From 1995 to 1998, specially trained AARP members posed as victims while the Federal Bureau of Investigation and state law enforcement officials monitored calls the members received from con artists. The FBI’s dramatic Operation Senior Sentinel “sting” resulted in more than 1,200 arrests and hundreds of convictions of fraudulent telemarketers, who were selling everything from vitamins and water purifiers to vacations and sweepstakes packages.

‘Reverse’ boiler rooms

In the world of telemarketing fraud, a “boiler room” is an outbound call center where con artists conduct “sales” calls. In the 2000s, AARP and the AARP Foundation, in cooperation with various state attorneys general, staffed seven “reverse boiler rooms,” where trained volunteers contacted people whose names were on fraudulent telemarketers’ call lists seized by the FBI.

The potential victims were given information on how to recognize dishonest telemarketers and protect themselves from fraud and identity theft.

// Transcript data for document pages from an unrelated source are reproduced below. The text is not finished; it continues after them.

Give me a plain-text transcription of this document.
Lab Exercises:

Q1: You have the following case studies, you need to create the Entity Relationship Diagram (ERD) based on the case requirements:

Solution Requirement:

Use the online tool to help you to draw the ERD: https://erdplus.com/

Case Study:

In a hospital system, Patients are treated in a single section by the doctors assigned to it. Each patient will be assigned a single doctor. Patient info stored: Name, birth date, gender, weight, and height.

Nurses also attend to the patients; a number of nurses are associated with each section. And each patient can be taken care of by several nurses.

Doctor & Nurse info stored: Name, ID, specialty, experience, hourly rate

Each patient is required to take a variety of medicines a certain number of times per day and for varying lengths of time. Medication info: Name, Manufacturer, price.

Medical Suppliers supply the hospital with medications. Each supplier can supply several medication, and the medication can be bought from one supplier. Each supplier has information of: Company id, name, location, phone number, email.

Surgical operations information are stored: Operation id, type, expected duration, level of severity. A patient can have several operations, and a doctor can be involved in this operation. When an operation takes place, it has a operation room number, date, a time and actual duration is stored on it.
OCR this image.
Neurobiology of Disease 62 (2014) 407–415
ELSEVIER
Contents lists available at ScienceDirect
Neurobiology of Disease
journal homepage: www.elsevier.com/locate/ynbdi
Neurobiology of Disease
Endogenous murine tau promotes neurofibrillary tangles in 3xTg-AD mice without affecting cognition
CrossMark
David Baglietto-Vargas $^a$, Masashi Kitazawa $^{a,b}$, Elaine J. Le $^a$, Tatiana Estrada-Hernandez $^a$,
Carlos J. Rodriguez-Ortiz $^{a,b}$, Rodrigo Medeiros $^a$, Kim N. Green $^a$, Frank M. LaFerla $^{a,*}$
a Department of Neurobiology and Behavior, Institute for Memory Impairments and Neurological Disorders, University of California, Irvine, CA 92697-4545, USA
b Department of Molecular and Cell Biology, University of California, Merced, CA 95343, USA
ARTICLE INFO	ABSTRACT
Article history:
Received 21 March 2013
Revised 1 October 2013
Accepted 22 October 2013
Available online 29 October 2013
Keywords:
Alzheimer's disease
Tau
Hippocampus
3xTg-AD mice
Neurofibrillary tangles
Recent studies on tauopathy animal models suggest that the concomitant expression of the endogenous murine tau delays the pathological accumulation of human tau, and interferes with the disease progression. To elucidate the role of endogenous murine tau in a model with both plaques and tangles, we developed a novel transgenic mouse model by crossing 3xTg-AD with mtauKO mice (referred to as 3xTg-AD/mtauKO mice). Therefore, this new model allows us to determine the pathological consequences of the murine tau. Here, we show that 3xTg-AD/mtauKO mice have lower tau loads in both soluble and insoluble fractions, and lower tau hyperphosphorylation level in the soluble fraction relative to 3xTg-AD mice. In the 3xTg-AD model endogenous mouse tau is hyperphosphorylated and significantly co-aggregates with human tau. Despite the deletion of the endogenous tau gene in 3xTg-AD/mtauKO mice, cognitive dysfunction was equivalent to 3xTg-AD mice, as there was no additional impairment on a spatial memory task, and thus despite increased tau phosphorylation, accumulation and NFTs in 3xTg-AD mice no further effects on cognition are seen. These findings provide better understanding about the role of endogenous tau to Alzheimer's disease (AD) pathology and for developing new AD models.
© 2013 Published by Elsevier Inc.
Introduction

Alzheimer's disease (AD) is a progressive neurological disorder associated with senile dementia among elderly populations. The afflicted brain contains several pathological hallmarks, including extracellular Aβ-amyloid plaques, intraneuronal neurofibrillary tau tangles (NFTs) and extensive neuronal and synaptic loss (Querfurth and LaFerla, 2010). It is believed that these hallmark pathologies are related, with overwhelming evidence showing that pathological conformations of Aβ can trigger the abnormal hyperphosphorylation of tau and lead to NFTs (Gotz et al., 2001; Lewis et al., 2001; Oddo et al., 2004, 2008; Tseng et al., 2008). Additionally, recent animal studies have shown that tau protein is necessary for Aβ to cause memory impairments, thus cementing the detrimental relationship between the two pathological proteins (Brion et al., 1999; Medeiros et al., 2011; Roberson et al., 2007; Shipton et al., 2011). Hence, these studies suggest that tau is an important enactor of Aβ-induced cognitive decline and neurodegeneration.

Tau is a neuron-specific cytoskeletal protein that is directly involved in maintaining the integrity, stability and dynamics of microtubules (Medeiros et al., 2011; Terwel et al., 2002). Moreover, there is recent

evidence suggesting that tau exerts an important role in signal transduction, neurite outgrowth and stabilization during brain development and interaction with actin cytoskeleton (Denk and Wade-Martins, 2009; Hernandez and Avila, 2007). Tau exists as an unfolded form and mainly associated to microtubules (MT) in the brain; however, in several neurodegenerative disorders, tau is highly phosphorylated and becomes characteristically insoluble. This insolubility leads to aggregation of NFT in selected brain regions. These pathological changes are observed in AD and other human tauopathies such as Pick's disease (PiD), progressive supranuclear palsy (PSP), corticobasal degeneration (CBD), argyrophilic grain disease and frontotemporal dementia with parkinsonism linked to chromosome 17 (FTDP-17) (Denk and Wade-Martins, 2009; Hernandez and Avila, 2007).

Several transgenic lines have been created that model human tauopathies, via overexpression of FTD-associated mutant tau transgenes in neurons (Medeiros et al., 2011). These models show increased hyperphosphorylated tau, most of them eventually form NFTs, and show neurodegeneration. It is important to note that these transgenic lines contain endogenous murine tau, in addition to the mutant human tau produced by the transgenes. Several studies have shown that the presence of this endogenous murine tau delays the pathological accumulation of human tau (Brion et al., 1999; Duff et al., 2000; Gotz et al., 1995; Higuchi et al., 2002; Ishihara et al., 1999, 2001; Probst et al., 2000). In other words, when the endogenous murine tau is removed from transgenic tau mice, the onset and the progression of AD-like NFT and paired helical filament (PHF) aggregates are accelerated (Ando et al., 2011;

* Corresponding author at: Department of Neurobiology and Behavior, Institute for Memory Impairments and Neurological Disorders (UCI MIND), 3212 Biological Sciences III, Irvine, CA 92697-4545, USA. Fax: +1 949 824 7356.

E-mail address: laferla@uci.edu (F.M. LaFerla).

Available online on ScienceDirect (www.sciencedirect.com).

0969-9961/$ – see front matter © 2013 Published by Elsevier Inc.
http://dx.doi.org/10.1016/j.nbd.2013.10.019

Fighting fraud on many fronts

Today, AARP continues the fight against fraud, providing Americans with reliable, up-to-date information about scams and fraud, and tips to avoid them. The AARP Fraud Watch Network, established in 2013, offers a number of free resources:

  • A Fraud Resource Center with more than 60 tip sheets providing do’s and don’ts on common scams and fraud.
  • Watchdog Alerts delivered by email or text message, on the latest scams and tips on how to spot them.
  • A nationwide Scam-Tracking Map, where you can find the latest alerts from your state attorneys general and other officials, read what people are reporting in your state and report scams or suspicious emails and phone calls in your area.
  • A toll-free Fraud Watch Network Helpline, 1-877-908-3360, whose trained specialists offer peer counseling, support and referral services to fraud victims and their family members.